As of the report of the Indianapolis Star it seems that about $373,995 was spent by the Indiana State Police during the period of the last year on the device that is called “Stingray”. It is believed to allow tracking the movements and activity of a person within one mile radius with the help of a cell phone.
What is more, officials are not eager to provide any information on the account of the subject in general and in particularly about how the data is collected and who’s got access to it as well as whether it is being stored or destroyed and the last but not the least question is whether the whole procedure is legal.
Opinions on the account of spying on cell phones differ; however, three senators in the least are determined to introduce the new bill that will make police agencies to obtain special warranties for data collection activities.
As it has already been said, cell phone tracing can be a very useful and powerful tool in the struggle with terrorists and criminals; however, it should be regulated as well as any other activity on the part of security organs.

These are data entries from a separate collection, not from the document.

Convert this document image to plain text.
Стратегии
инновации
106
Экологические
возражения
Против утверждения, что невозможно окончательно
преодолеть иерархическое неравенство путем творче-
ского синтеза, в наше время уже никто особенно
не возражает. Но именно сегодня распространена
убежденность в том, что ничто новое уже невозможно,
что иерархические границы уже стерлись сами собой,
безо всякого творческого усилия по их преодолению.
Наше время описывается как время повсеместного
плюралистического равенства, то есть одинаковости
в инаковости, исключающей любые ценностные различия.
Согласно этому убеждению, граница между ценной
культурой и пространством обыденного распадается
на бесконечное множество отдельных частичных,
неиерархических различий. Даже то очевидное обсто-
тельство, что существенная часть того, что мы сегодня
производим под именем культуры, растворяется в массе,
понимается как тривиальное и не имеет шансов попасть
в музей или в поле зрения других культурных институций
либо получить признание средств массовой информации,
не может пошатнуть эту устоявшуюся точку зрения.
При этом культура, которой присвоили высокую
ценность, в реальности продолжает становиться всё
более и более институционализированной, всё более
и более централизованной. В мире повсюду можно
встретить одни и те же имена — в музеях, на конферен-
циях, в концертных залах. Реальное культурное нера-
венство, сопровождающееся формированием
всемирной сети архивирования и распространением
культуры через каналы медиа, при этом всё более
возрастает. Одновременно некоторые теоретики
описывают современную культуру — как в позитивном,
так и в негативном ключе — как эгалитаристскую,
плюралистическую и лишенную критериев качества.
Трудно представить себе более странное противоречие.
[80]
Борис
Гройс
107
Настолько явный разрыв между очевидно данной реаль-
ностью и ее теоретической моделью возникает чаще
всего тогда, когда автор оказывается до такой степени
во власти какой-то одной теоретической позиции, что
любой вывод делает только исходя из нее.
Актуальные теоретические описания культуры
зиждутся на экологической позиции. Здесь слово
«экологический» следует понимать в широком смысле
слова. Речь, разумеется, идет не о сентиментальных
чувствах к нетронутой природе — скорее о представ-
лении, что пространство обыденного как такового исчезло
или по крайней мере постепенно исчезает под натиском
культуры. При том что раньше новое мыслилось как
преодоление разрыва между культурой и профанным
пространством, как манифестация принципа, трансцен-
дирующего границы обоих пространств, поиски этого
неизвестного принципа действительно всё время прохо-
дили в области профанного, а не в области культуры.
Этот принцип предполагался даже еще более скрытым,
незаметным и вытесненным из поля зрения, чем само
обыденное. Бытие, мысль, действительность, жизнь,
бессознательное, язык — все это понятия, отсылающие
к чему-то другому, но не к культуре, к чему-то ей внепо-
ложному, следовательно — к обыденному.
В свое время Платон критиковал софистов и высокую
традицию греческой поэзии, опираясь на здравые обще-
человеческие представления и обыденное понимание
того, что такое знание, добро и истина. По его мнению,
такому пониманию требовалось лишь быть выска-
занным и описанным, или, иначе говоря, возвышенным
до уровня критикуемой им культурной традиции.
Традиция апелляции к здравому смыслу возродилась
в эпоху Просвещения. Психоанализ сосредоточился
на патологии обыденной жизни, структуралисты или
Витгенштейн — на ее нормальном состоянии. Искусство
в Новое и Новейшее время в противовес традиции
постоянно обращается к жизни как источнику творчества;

Tracing people’s cell phones means violating their right for privacy and such violations should be controlled, if it is done. The idea of the personal information to be stored and accessed by someone for some reason is still new and bizarre; however, so was the idea of a cell phones to be easily tracked – but now it is reality.
Surely, the whole surveillance issue is a medal with two sides. There always are the guilty and the innocent sides and some consensus that would allow police to conduct the investigations involving data collection but do it legally.
It’s impossible to find that middle ground when information to begin a conversation and debate on this technology is not forthcoming. That needs to change and we hope the conversation will begin with the introduction of legislation next year.
However, it is frequently seems to be next to impossible to find this middle ground. Let’s just hope that the police will use their surveillance power tools in a decent way and the public officials will take better job in explain the whole thing to the general public so that no misunderstanding would take place.